Written by Dana Blankenhorn, Inactive

Over at BNET, Erik Sherman says Google is making the same mistakes that transformed Microsoft during the 1990s from hero to villain, in the eyes of users and the government.

  • Google asks people to trust them without saying why.
  • Google's search engine market share is reaching Microsoftian proportions.
  • Google acts first and asks questions later, as with its troubled book scanning deal.
  • Google gives lip service to charges of monopoly, but makes no move to change, leading to increased government scrutiny.

Some of this is unavoidable.

If no one wants to Bing, Ask or Yahoo, you can't make them. As I wrote here last month, Google is the low-cost provider of web services, by a big margin. That's why YouTube can make money while Hulu goes searching for paid subscribers.

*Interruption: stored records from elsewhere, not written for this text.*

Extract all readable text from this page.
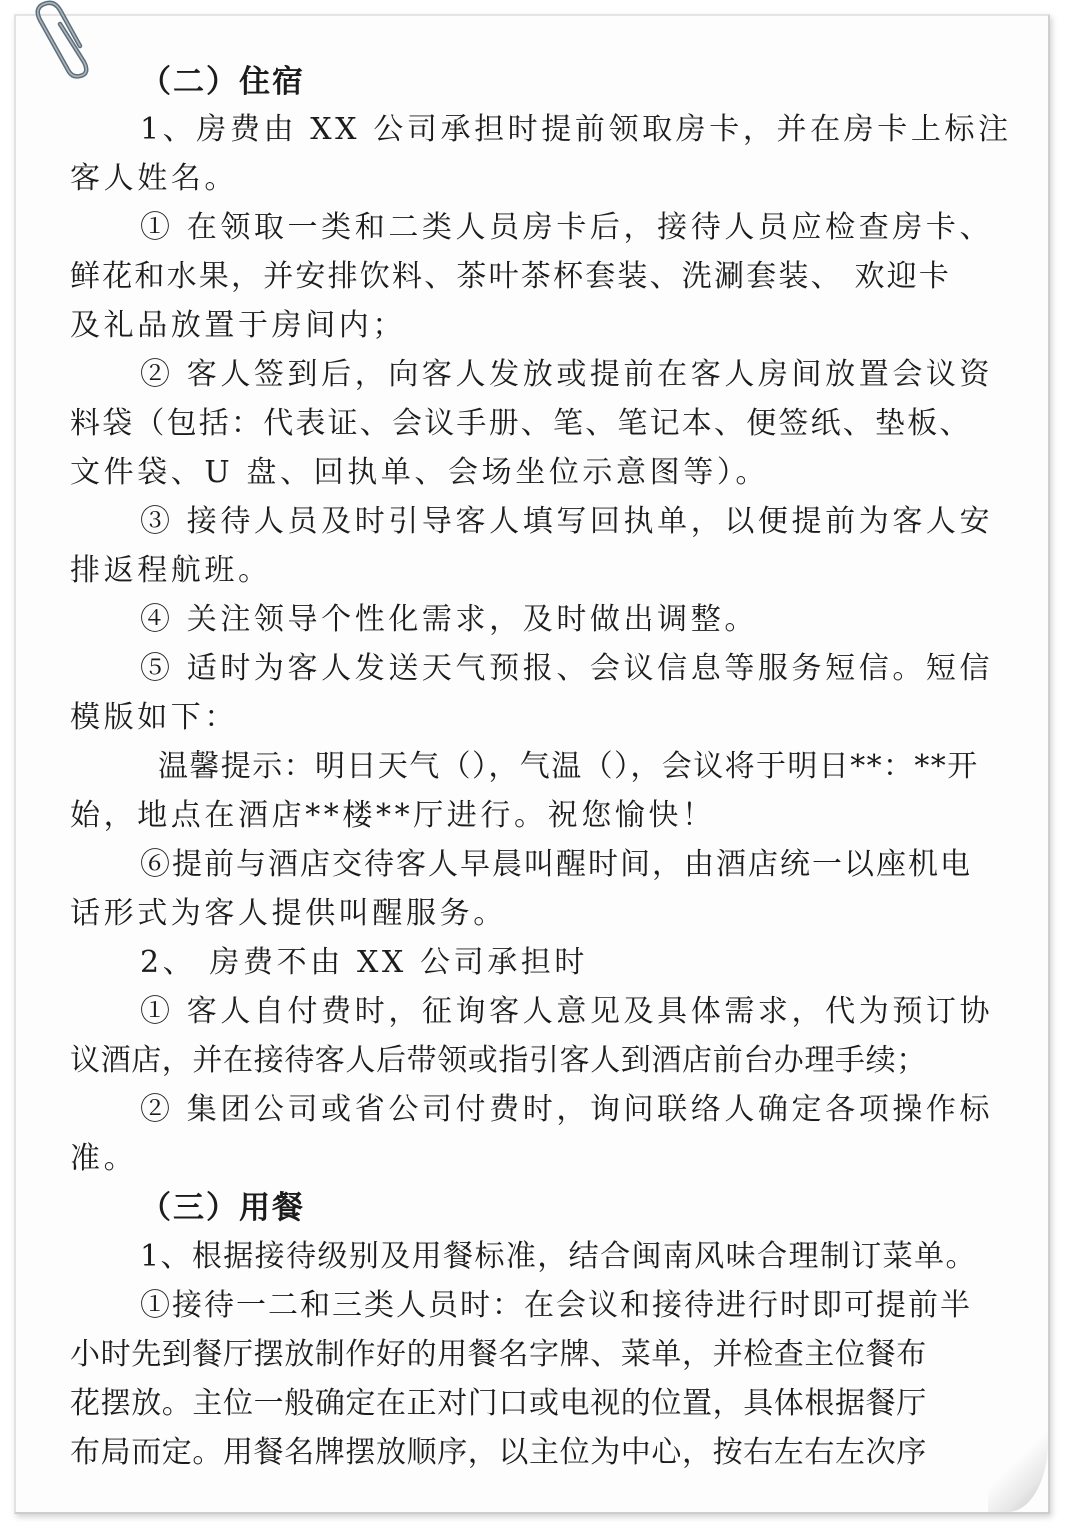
（二）住宿
1、房费由 XX 公司承担时提前领取房卡，并在房卡上标注
客人姓名。
① 在领取一类和二类人员房卡后，接待人员应检查房卡、
鲜花和水果，并安排饮料、茶叶茶杯套装、洗涮套装、 欢迎卡
及礼品放置于房间内；
② 客人签到后，向客人发放或提前在客人房间放置会议资
料袋（包括：代表证、会议手册、笔、笔记本、便签纸、垫板、
文件袋、U 盘、回执单、会场坐位示意图等）。
③ 接待人员及时引导客人填写回执单，以便提前为客人安
排返程航班。
④ 关注领导个性化需求，及时做出调整。
⑤ 适时为客人发送天气预报、会议信息等服务短信。短信
模版如下：
温馨提示：明日天气（），气温（），会议将于明日**：**开
始，地点在酒店**楼**厅进行。祝您愉快！
⑥提前与酒店交待客人早晨叫醒时间，由酒店统一以座机电
话形式为客人提供叫醒服务。
2、 房费不由 XX 公司承担时
① 客人自付费时，征询客人意见及具体需求，代为预订协
议酒店，并在接待客人后带领或指引客人到酒店前台办理手续；
② 集团公司或省公司付费时，询问联络人确定各项操作标
准。
（三）用餐
1、根据接待级别及用餐标准，结合闽南风味合理制订菜单。
①接待一二和三类人员时：在会议和接待进行时即可提前半
小时先到餐厅摆放制作好的用餐名字牌、菜单，并检查主位餐布
花摆放。主位一般确定在正对门口或电视的位置，具体根据餐厅
布局而定。用餐名牌摆放顺序，以主位为中心，按右左右左次序
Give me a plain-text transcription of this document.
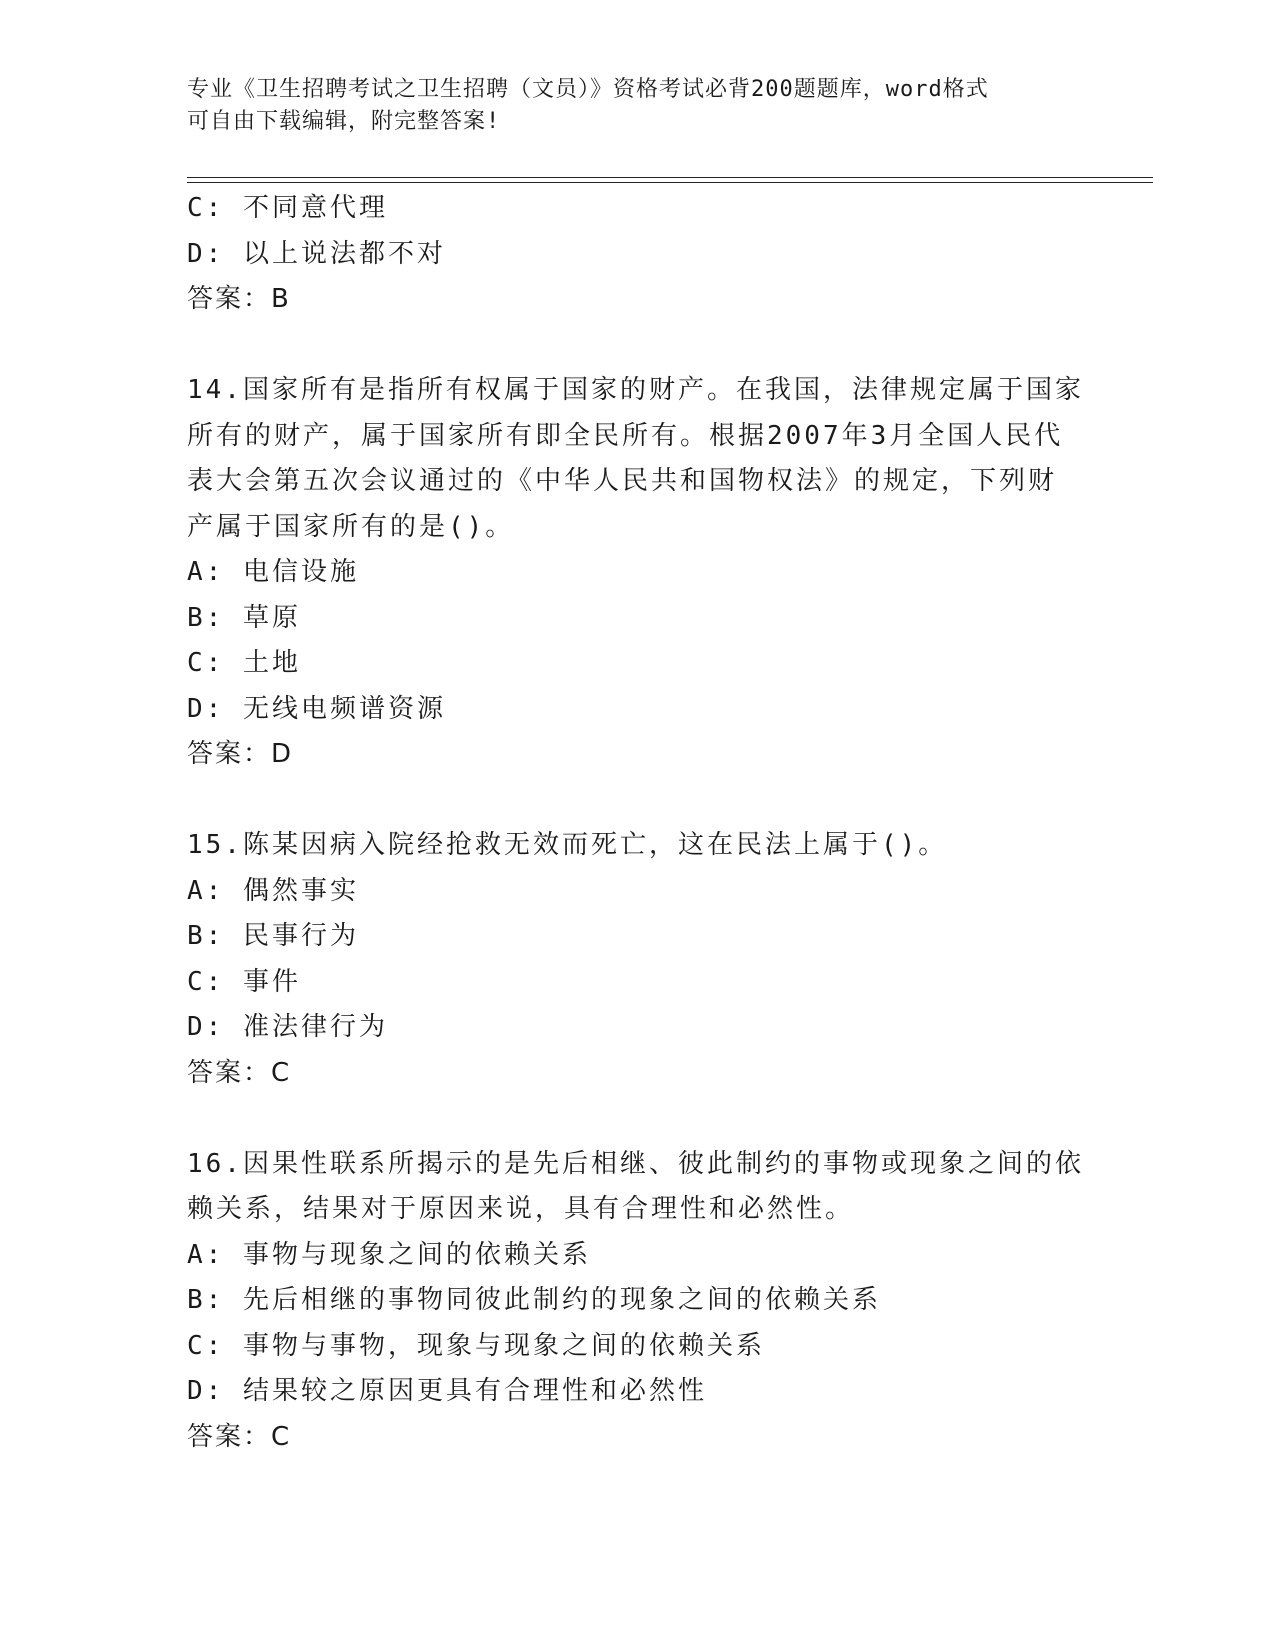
专业《卫生招聘考试之卫生招聘（文员）》资格考试必背200题题库，word格式
可自由下载编辑，附完整答案!
C: 不同意代理
D: 以上说法都不对
答案：B
14.国家所有是指所有权属于国家的财产。在我国，法律规定属于国家
所有的财产，属于国家所有即全民所有。根据2007年3月全国人民代
表大会第五次会议通过的《中华人民共和国物权法》的规定，下列财
产属于国家所有的是()。
A: 电信设施
B: 草原
C: 土地
D: 无线电频谱资源
答案：D
15.陈某因病入院经抢救无效而死亡，这在民法上属于()。
A: 偶然事实
B: 民事行为
C: 事件
D: 准法律行为
答案：C
16.因果性联系所揭示的是先后相继、彼此制约的事物或现象之间的依
赖关系，结果对于原因来说，具有合理性和必然性。
A: 事物与现象之间的依赖关系
B: 先后相继的事物同彼此制约的现象之间的依赖关系
C: 事物与事物，现象与现象之间的依赖关系
D: 结果较之原因更具有合理性和必然性
答案：C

Google has also shown it "gets it," in important ways. Its new privacy dashboard, for instance, is cool -- who cares if most users don't yet care. Google has shown a willingness to open source its "secret sauce," letting other people play with what makes it powerful.

Yes, it does this in its own interest, not just because it created the corporate mantra "don't be evil." Even if users don't care about privacy, governments do. Giving people access to its tools makes the Web friendlier to what Google is doing, which is good for Google.

And the hassle over Google Books, which Sherman offers as the final evidence of Google perfidy, may just be like health care. It's an issue where everyone is a stakeholder and no one wants to compromise -- there may be no way to make everyone happy.

As I said, size makes enemies. As a company becomes dominant it grows a target on its back, and when arrows bounce off this can lead to arrogance, not just in the face of the market but governments as well.

This may yet happen. It's something Google needs to watch out for very carefully. Its success secrets can be copied, and the technology wheel will continue to spin, perhaps (as with tech companies since the dawn of ENIAC) beyond its control.

"Don't be evil," it turns out, is more than a mantra. It's a warning. And it's a warning that, so far, Google is  heeding.

Hopefully it will continue heeding it.